Background: The accumulation and aggregation of Aβ as amyloid plaques, the hallmark pathology of the Alzheimers disease, has been found in other neurological disorders, such as traumatic brain injury. The axonal injury may contribute to the formation of Aβ plaques. Studies to date have focused on the brain, with no investigations of spinal cord, although brain and cord share the same cellular components.

Objective: We utilized a spinal cord transection model to examine whether spinal cord injury acutely induced the onset or promote the progression of Aβ plaque 3 days after injury in TgCRND8 transgenic model of AD.

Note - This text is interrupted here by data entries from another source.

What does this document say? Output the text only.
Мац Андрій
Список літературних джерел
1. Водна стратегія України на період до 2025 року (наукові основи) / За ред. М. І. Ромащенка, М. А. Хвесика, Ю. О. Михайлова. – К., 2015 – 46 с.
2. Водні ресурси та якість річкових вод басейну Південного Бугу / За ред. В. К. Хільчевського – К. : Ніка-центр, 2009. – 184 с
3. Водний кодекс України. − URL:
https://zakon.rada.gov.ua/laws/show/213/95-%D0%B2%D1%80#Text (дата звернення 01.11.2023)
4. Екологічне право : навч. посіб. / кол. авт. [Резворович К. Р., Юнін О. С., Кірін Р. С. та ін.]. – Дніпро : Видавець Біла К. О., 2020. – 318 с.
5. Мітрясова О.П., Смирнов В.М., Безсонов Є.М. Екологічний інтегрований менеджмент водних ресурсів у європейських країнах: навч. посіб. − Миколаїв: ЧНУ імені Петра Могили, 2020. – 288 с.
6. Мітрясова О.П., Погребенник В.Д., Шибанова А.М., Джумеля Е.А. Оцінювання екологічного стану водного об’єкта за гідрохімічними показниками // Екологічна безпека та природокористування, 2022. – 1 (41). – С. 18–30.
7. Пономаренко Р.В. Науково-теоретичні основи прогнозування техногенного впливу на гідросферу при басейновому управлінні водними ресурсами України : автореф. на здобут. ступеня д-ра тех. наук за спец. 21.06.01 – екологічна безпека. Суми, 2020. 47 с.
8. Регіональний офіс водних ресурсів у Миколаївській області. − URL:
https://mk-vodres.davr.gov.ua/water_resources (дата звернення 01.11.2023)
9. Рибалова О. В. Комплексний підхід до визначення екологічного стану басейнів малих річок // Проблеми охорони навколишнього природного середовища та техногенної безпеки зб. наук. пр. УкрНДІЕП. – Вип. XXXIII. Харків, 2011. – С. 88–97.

Methods: Spinal cord transection was performed in TgCRND8 mice and its littermate control wild type mice at the age of 3 and 20 months. Immunohistochemical reactions/ELISA assay were used to determine the extent of axonal damage and occurrence/alteration of Aβ plaques or levels of Aβ at different ages in the spinal cord of TgCRND8 mice.

Results: After injury, widespread axonal pathology indicated by intra-axonal co-accumulations of APP and its product, Aβ, was observed in perilesional region of the spinal cord in the TgCRND8 mice at the age of 3 and 20 months, as compared to age-matched non-TgCRND8 mice. However, no Aβ plaques were found in the TgCRND8 mice at the age of 3 months. The 20-month-old TgCRND8 mice with established amyloidosis in spinal cord had a reduction rather than increase in plaque burden at the lesion site compared to the tissue adjacent to the injured area and corresponding area in sham mice following spinal cord transection. The lesion site of spinal cord area was occupied by CD68 positive macrophages/ activated microglia in injured mice compared to sham animals. These results indicate that spinal cord injury does not induce the acute onset and progression of Aβ plaque deposition in the spinal cord of TgCRND8 mice. Conversely, it induces the regression of Aβ plaque deposition in TgCRND8 mice.

Conclusion: The findings underscore the dependence of traumatic axonal injury in governing acute Aβ plaque formation and provide evidence that Aβ plaque pathology may not play a role in secondary injury cascades following spinal cord injury.

背景：Aβ 作为淀粉样斑块的积累和聚集是阿尔茨海默病的标志性病理，已在其他神经系统疾病中发现，例如外伤性脑损伤。轴突损伤可能有助于 Aβ 斑块的形成。迄今为止的研究都集中在大脑上，没有研究脊髓，尽管大脑和脊髓具有相同的细胞成分。

目的：我们利用脊髓横断模型来检查脊髓损伤是否在 TgCRND8 转基因 AD 模型中在损伤后 3 天急性诱导 Aβ 斑块的发作或促进 Aβ 斑块的进展。

方法：在 3 个月和 20 个月大的 TgCRND8 小鼠及其同窝对照野生型小鼠中进行脊髓横断。免疫组织化学反应/ELISA 测定用于确定 TgCRND8 小鼠脊髓中不同年龄的轴突损伤程度和 Aβ 斑块的发生/改变或 Aβ 水平。

结果：受伤后，与年龄相比，在 3 个月和 20 个月大的 TgCRND8 小鼠脊髓的病灶周围区域观察到广泛的轴突病理，由 APP 及其产物 Aβ 的轴突内共积累所指示。 -匹配的非 TgCRND8 小鼠。然而，在 3 个月大的 TgCRND8 小鼠中没有发现 Aβ 斑块。20 个月大的 TgCRND8 小鼠，在脊髓横断后，与损伤区域附近的组织和假小鼠的相应区域相比，在损伤部位的斑块负荷减少而不是增加。与假手术动物相比，受伤小鼠的脊髓区域的病变部位被 CD68 阳性巨噬细胞/活化的小胶质细胞占据。这些结果表明脊髓损伤不会诱导 TgCRND8 小鼠脊髓中 Aβ 斑块沉积的急性发作和进展。相反，它诱导 TgCRND8 小鼠中 Aβ 斑块沉积的消退。

结论：研究结果强调了创伤性轴突损伤在控制急性 Aβ 斑块形成​​方面的依赖性，并提供证据表明 Aβ 斑块病理可能不会在脊髓损伤后的继发性损伤级联反应中发挥作用。